Relative to the high concentration of shareholding ownership structure, the relative concentration of equity control rights of the controlling shareholder will have to face pressure from the external market mergers and acquisitions, corporate performance continued to decline, the largest shareholder may be internal and external pressure forced exit, equity relative concentrate may be the most conducive to replace a shareholding structure of the managers in the company operating the adverse circumstances, is conducive to the role of corporate governance, and more effective in promoting managers to act in accordance with the principle of maximizing the interests of shareholders to realize the value of the company. technology.
But the equity interest in the relative concentration also has its drawbacks, each shareholder in the equity position, the first few of the major shareholding proportion is relatively close to the members of the Board on behalf of the interests of different shareholders that the directors had no absolute decision-making power, major decisions and operations management may be differences, and sometimes difficult to form a coherent and effective solutions, prone to passing phenomenon. Although the mechanism of checks and balances between the shareholders can play a role in the decision-making differences may lead to missing an opportunity to have a negative impact on corporate performance.

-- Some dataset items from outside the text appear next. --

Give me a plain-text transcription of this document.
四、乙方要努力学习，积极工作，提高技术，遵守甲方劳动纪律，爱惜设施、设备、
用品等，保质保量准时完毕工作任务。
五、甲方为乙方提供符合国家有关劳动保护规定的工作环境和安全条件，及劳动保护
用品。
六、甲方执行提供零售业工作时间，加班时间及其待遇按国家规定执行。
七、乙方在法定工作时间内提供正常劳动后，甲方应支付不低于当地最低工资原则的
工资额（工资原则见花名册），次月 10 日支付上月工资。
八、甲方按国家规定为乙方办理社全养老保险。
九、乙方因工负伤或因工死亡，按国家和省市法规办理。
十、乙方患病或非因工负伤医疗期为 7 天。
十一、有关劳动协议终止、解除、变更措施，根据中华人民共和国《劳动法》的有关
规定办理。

In summary, the equity highly centralized, highly fragmented equity, equity is relatively concentrated ownership structure has its own advantages and disadvantages, the shareholding structure of the degree of impact on corporate performance is not the same. From the structure of the foreign listed companies, ownership concentration as an important part of the structure of listed companies, the evolution of a long-term process, during the different countries, due to the history, culture and values, as well as the stock market and economic development the respective different path, forming a diversification of ownership structure in the world. Large number of empirical results of the analysis show that the established ownership structure and environment of a country's history, economic structure, adapt the law, there is no superior or inferior to blindly emphasis on equity should be centralized or dispersed are one-sided the.
[1] Liu Zhiyuan Mao Shuzhen: ownership concentration of listed companies in China influencing factors Securities Market Herald, 2007 10.
[2] Liu Bin Wu Yaling: concentration of ownership, investor protection and the quality of information disclosure ", Journal of Shanxi University of Finance and Economics, 2007 10.